Al-Khwârismî est l'auteur d'un zij, paru en 830, connu sous le nom de Zīj al-Sindhind (Tables indiennes)[n 7]. Ces tables, composées sous le règne d'Al-Ma’mūn[n 8], sont une compilation de sources indiennes et grecques. Certains éléments des Tables faciles de Ptolémée y sont repris.

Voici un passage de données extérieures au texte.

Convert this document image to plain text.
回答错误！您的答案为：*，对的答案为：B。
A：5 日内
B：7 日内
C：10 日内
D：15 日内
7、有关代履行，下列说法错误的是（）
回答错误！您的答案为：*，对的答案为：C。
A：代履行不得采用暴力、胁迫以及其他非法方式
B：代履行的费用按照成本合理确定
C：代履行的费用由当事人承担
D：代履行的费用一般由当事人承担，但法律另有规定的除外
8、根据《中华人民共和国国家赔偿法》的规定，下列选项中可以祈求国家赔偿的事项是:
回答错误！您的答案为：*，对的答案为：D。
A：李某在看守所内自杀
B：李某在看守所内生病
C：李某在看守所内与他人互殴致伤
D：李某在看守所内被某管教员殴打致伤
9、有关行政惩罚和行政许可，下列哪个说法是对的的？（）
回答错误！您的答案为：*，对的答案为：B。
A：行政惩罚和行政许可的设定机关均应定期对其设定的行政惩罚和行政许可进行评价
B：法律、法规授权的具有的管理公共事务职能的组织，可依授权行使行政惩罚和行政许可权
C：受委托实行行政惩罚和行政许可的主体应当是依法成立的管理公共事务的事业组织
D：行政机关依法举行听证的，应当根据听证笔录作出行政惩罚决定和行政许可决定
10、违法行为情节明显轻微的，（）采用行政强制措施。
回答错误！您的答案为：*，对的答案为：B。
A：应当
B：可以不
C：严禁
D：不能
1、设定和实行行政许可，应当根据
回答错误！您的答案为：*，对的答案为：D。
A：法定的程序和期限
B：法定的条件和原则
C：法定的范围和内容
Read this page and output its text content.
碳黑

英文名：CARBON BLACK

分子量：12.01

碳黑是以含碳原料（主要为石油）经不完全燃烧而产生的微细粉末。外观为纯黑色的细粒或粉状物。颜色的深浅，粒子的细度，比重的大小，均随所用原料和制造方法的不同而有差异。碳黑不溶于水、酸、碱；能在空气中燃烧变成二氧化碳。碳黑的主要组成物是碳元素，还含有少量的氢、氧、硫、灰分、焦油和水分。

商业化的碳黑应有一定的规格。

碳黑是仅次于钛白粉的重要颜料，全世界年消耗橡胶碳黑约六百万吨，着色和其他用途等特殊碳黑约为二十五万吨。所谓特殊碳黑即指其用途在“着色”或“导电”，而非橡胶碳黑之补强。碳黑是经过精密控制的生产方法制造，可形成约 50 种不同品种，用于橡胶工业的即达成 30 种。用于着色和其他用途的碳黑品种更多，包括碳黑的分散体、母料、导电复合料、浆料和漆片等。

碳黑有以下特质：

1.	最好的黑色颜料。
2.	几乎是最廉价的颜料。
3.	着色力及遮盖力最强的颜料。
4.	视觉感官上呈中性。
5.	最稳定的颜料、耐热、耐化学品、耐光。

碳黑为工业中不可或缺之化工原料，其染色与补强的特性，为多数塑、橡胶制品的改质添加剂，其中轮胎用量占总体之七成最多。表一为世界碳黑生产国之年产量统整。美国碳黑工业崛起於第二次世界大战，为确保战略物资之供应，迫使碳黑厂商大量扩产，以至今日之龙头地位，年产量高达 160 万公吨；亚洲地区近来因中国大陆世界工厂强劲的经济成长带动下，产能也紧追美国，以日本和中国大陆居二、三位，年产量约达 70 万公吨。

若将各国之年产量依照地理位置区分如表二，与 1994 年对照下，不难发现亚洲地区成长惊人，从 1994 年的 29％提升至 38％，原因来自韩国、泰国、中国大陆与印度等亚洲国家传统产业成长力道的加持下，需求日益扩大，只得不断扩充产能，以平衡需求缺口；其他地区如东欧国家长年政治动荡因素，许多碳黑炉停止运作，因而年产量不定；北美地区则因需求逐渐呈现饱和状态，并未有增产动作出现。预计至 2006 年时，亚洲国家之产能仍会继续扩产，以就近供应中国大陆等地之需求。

Les méthodes de calcul, notamment l'utilisation du sinus sont inspirées des Indiens[25] et se fondent sur un ouvrage indien offert, en 773, au calife Al-Mansur et traduit par Muhammad al-Fazari[26]. Elles s'appuient sur le calendrier persan et prennent pour origine des longitudes le méridien d'Arim[n 9]. Ces tables sont les plus anciennes tables du monde arabe qui nous soient parvenues[n 10],[26]. De tradition indienne, c'est-à-dire présentant des techniques de calculs, sans théorie planétaire, elles auront une grande influence dans la constitution des tables astronomiques de l'Occident arabe[25].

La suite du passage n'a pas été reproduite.